We can see that three rows will be deleted when we de-dupe this table.
Now let’s de-dupe the table:
WITH cte AS
(
SELECT
*,
ROW_NUMBER() OVER (
PARTITION BY FirstName, LastName
ORDER BY FirstName, LastName
) AS Row_Number
FROM Dogs
)
DELETE FROM cte WHERE Row_Number <> 1;
Result:
(3 rows affected)
As expected, three rows were deleted.
This query is almost identical to the previous one. All we did was change SELECT *
on the last line to DELETE
.
Now let’s select all rows from the table in order to verify that the correct rows were deleted:
SELECT * FROM Dogs;
Result:
+---------+-------------+------------+ | DogId | FirstName | LastName | |---------+-------------+------------| | 1 | Bark | Smith | | 3 | Woof | Jones | | 4 | Ruff | Robinson | | 5 | Wag | Johnson | +---------+-------------+------------+
We can see that each dog now appears just once in the table.
Option 2
Assuming that the table has been restored after the previous example, here’s another way of checking for duplicates:
SELECT * FROM Dogs
WHERE DogId IN (
SELECT DogId FROM Dogs
EXCEPT SELECT MIN(DogId) FROM Dogs
GROUP BY FirstName, LastName
);
Result:
+---------+-------------+------------+ | DogId | FirstName | LastName | |---------+-------------+------------| | 2 | Bark | Smith | | 6 | Wag | Johnson | | 7 | Wag | Johnson | +---------+-------------+------------+
In this case, we made use of the EXCEPT
operator along with the MIN()
function.

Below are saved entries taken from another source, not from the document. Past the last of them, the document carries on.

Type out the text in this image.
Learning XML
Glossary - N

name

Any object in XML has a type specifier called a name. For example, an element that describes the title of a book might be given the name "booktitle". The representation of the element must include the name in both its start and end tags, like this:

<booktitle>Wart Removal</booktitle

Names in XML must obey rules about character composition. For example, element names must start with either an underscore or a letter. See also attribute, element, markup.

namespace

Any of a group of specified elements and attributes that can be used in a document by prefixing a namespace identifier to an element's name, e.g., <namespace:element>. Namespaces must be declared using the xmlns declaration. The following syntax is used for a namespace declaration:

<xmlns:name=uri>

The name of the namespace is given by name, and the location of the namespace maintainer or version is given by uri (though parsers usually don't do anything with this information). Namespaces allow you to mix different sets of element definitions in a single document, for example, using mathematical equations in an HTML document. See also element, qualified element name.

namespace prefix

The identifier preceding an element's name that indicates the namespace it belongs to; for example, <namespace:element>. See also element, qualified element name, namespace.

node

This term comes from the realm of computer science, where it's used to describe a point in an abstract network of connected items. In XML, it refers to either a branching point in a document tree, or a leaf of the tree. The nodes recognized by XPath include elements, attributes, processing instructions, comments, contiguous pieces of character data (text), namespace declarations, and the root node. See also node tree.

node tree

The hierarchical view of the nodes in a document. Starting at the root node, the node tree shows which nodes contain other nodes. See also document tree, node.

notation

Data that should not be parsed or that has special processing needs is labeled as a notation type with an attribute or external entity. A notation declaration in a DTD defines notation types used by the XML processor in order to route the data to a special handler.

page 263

We could replace MIN()
with MAX()
depending on which rows we want to be deleted.
To delete the rows, we can simply replace SELECT *
with DELETE
:
DELETE FROM Dogs
WHERE DogId IN (
SELECT DogId FROM Dogs
EXCEPT SELECT MIN(DogId) FROM Dogs
GROUP BY FirstName, LastName
);
Result:
(3 rows affected)
And check to see what’s left:
SELECT * FROM Dogs;
Result:
+---------+-------------+------------+ | DogId | FirstName | LastName | |---------+-------------+------------| | 1 | Bark | Smith | | 3 | Woof | Jones | | 4 | Ruff | Robinson | | 5 | Wag | Johnson | +---------+-------------+------------+
Option 3
Another way to do it is to join the table on itself and check for duplicates that way.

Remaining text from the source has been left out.